Avis de tempête !
30.04.2008
Dernière épreuve « technique » imprévue pour le Maxi ! Après avoir traversé une zone difficile avec beaucoup de vent et une mer formée, Thomas nous décrit l'étape...
« Le Maxi-Trimaran affronte la tempête : virement de bord impossible
Hier soir après une période marquée par des grains très puissants un vent moyen de 35 nœuds avec des rafales à 50 nœuds, nous avons affalé l'ORC (également appelé foc de tempête).
L'éolienne a été arrachée alors qu'elle ne tournait plus. La mer est devenue forte à très forte nous nous sommes retrouvés donc de nouveau face à la mer. Puis en forcissant à 40 nœuds, le vent a de nouveau refusé assez rapidement. Le baromètre est descendu à 999.5.
Nous avons donc décidé d'empanner, le virement de bord dans cette mer étant inenvisageable.
Nous avons réussi à abattre sous Grand Voile seule 3 ris, et le bateau est parti immédiatement au surf dans la mer à plus de 28 nœuds.
Une glissade vertigineuse nocturne
La nuit noire complète rendait cette descente dans les vagues comme vertigineuse. Nous avions la sensation de tomber dans le bas des vagues.
Nous avons renvoyé une voile d'avant et l'empannage dans une vague assez rapide c'est bien passé. Le palan de l'étai ORC s'est libéré par erreur de son bloqueur entrainant la voile en avant des 2 autres étais. L'affalage (*1) de l'ORC n'a pas été simple mais finalement tout est rentré dans l'ordre.
L’équipage maîtrise les conditions, le bateau confirme ses compétences.

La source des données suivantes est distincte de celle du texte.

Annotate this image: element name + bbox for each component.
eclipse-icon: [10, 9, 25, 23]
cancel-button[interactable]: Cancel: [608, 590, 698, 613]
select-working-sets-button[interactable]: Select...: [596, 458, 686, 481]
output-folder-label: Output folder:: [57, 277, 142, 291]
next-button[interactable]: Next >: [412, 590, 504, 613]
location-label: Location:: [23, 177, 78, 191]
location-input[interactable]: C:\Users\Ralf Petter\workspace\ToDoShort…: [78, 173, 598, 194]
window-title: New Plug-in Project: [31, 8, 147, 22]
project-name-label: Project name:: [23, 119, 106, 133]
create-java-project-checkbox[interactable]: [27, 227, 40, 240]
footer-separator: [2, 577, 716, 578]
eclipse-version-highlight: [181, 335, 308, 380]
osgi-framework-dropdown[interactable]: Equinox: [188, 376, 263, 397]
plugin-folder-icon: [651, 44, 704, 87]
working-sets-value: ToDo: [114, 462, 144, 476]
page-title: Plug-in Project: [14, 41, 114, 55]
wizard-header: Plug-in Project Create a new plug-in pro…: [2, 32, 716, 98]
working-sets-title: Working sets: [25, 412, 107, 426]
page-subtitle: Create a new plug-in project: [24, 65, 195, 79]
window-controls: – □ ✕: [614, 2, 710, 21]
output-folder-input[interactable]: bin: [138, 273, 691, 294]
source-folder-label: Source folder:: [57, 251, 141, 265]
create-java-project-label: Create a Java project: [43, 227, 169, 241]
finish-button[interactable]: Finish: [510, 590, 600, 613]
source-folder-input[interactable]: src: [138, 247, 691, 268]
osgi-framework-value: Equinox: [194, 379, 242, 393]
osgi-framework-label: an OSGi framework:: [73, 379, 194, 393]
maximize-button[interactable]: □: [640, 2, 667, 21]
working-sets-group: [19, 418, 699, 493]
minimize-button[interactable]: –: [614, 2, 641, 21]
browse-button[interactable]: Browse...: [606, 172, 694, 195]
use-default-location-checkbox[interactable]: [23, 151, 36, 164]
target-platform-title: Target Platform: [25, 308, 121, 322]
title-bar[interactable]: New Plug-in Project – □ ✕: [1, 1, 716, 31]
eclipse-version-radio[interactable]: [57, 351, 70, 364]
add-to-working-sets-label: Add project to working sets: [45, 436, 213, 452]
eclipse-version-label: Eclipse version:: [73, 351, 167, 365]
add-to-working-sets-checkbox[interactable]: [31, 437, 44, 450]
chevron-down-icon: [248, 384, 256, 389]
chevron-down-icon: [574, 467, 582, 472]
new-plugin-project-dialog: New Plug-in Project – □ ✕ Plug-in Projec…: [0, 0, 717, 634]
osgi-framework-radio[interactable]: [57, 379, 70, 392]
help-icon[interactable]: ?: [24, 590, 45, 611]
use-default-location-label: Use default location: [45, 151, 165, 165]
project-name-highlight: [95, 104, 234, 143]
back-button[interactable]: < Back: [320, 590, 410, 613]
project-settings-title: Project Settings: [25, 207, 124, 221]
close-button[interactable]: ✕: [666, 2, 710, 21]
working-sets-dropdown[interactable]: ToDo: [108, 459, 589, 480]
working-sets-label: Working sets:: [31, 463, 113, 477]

Reloffer (*2) face à la mer a été une épreuve mais le bateau est vraiment "safe" (sûr) même dans ces conditions. Même si le vent mollissait, la mer croisée était plus dure encore : chaque choc nous coupait le souffle. Chacun attendait la prochaine vague et rentrait la tête dans les épaules.
Tout le monde était conscient que chaque erreur serait tout de suite l'avarie grave et que nous n'étions pas bien placés pour trouver refuge.
Le baromètre remontait très vite.
Le vent n'était plus que de 27 nœuds. Nous avancions très péniblement la mer devait alors se calmer et nous laisser souffler quelques heures. Une vérification détaillée de tout le bateau s'imposait alors après une telle épreuve.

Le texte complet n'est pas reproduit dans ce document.